Sometimes the house is warmer than outside, depending on the weather; it's rather erratic during this time of the year.

Susan, a specific seed starting mix isn't the normal product used in winter sowing or sowing outdoors. You may have found a potting mix with a pre emergent included but I've never seen it in any of the brands I've purchased and I don't think it's typical. You make a good point for reading the labels though ;)

Wow! I sure got a lesson in Liatris! Thanks! We have some growing in a patch we let go wild in our front yard. I always wondered why there weren't more of them. We recently went for a drive and saw tons of them growing near the ditches. I guess moisture does play a major factor in their germination. Thanks morz.

I don't really get enough summer heat to make them truly happy and only grow them occasionally, but -
"Zinnias will cross-pollinate. Gardeners should only grow one variety at a time to save pure seed, or isolate varieties by 1/4 mile. "

Oh great, thank you for pics and info!I can now clearly see the tan colored Echinacea seeds. I had rubbed them off the flower head, together with the black spikes. It will be a job to separate them... or, since there is plenty, should I start all over ? But how do you poke the seeds out from between the spikes without also getting the spikes ? I don't seem to see well enough...
Re: portulaca, how do you know when the seeds are ripe? Yesterday I had collected several of these soft " buds" and left them in an open paper bag to dry. I just looked again, some of these "buds"are still very soft, when I squeeze them they turn into a mushy mess with nothing remotely like a black seed in sight. However, I can also see some tiny black dots sticking to the inside of the paper bag....obviously some of the buds contained them, but which ones? In other words, what am I looking for that will contain ripe seeds? It's pretty cool and rainy now here in Toronto, the portulaca stopped blooming a while back, I am assuming that the seeds should be ripe now, unless they already fell to the ground?
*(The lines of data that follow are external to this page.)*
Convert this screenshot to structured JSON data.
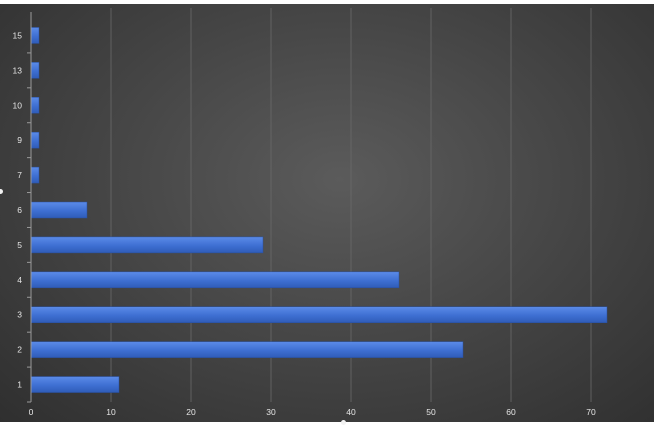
{
  "chart_data": {
    "type": "bar",
    "orientation": "horizontal",
    "categories": [
      "1",
      "2",
      "3",
      "4",
      "5",
      "6",
      "7",
      "9",
      "10",
      "13",
      "15"
    ],
    "values": [
      11,
      54,
      72,
      46,
      29,
      7,
      1,
      1,
      1,
      1,
      1
    ],
    "x_ticks": [
      "0",
      "10",
      "20",
      "30",
      "40",
      "50",
      "60",
      "70"
    ],
    "xlim": [
      0,
      78
    ],
    "title": "",
    "xlabel": "",
    "ylabel": "",
    "grid": "vertical",
    "legend": "none",
    "colors": {
      "bar": "#3f6fd4",
      "bar_highlight": "#5a88e6",
      "background": "#474747"
    }
  }
}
The ripe pods would be open, they would split if they have spilled their seeds. Look for some intact, and while not completely brown and dry looking, look for those at least more yellow green than green. Open one, see if the seeds inside are black and mature to get an idea of which will have the ripe seeds.
If you are finding them unripe, another way to avoid missing the ripe seeds before they are released from the pod and spilled onto the ground, bag the end with the pod (s). Take a square of nylon stocking and a twist tie, that way you can leave it on the plant ripening until the last possible minute and not risk losing the seeds.
I have a lot of unripe monkshood and turtle head pods right now, I'll be bagging this weekend with the weather getting iffy so I don't lose them in a Fall storm where I'm not paying attention.



PRETREATMENT. use seed within 6 months of harvest.... SOAK SEED FOR 24 HOURS CHANGING THE WATER 3 TIMES then STORE AT 40F FOR 2-6 MONTHS.
Do NOT cover the seed as light required. soil temp 65-70F taking 21-28 to germinate.